Over an year has passed since the real estate law came into force, but not all states seem ready for it as they still have to set up regulatory authorities, experts said on Monday. “In places where states are ready, developers are not ready. For a large number of developers, RERA (the Real Estate (Regulation and Development) Act, 2016) meant filling up of forms, which are lengthy and cumbersome.
“With the new rules, developers will have to redesign their allotment letters, sales deed, brochures, advertisements and their cash-flow management to become RERA-ready,” said Madhya Pradesh RERA regulator Antony De Sa at a panel discussion here organised by realty portal MagicBricks.
The Real Estate Act came into force on May 1, 2016 promising more transparency to protect the rights of customers. States had to set up their regulatory authorities within an year (by April 30, 2017) and developers are supposed to register projects under the regulator within three months (by July 31, 2017).
MagicBricks Head, Content and Advisory E. Jayashree Kurup said that two months down the line, not every state had RERA regulators.
“As there are no regulators in many states, such states will have to take a lead. Active markets such as Chennai, Hyderabad and Bengaluru don’t have regulators. Foolproof enforcement is what we need. This can be achieved by laws, definitely, and regulators in plenty.
“With two months of implementation of the Real Estate Act, the number of registrations across states is still minimal.
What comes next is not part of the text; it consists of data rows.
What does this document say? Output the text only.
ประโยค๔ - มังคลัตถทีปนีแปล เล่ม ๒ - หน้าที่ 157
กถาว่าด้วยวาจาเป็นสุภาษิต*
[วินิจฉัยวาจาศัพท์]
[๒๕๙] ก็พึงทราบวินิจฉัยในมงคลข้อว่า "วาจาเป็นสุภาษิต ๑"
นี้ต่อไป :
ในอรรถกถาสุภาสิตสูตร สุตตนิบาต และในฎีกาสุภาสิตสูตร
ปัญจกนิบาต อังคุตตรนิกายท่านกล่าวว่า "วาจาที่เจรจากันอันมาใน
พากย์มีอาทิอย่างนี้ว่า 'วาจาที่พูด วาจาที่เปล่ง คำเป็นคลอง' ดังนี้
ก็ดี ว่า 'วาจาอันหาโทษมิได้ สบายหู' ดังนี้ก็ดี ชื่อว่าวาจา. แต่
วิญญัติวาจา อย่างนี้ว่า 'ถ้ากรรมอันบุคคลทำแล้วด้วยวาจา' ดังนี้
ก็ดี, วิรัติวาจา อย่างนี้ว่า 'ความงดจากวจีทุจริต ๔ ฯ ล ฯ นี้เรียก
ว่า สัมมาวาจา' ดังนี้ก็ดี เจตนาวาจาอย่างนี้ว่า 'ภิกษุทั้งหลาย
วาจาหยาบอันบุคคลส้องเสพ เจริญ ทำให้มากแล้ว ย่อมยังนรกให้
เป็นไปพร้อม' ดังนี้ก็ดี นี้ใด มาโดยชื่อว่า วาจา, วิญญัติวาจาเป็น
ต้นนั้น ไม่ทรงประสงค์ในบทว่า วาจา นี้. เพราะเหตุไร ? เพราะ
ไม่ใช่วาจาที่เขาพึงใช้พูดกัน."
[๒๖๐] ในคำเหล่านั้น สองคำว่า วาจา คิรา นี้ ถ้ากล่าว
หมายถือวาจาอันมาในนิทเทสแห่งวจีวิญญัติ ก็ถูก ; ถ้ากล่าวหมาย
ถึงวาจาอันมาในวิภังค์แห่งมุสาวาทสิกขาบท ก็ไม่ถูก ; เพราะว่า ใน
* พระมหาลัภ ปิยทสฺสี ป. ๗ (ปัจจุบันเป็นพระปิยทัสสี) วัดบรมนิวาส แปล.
A lot needs to be done in this direction for a smooth transition,” she said.
Another problem is that a majority of developers have not understood the RERA requirements, say experts.
“Project registration with RERA requires a concentrated, meticulous effort over a three-four week period, balancing multiple considerations (cash flows, marketability, optimum FSI utilisation) etc. with respect to project phasing strategy, scrutiny and analysis of project data and documents for disclosure (sales, approvals, legal cases, financials and agreements),” said KPMG in India Partner and Head, Building, Construction and Real Estate Sector, Neeraj Bansal.
Continuing RERA compliance requires a significant shift in mindset towards a well-planned and organised project design and execution with customer as a focal point for all activity, he said.
National Real Estate Development Council (NAREDCO) Chairman and DLF Ltd CEO Rajeev Talwar said: “Naredco had been orgainsing paid-for services to guide developers on how to be RERA-ready. We need to change the mind set for RERA to kick in.”
Haryana RERA Executive Director Dilbag Singh Sihag said even though the state has not officially notified rules, developers are being registered after submitting an affidavit.
“In Haryana, more than 15 applications have been received, out of which eight registrations have been issued while others are in the pipeline which will be issued shortly.”
Khaitan and Co Partner Sudip Mullick said that all aspects of laws have been adequately covered under other Acts, including the Transfer of Property Act, Contract Act among others and so there was no need to have another law.
“India is among the top countries of the world with the highest per capita law. I don’t think we needed a new law. A regulator was needed which we have got in the form of RERA but by enlarging the scope of law, we have created a lot of confusion.”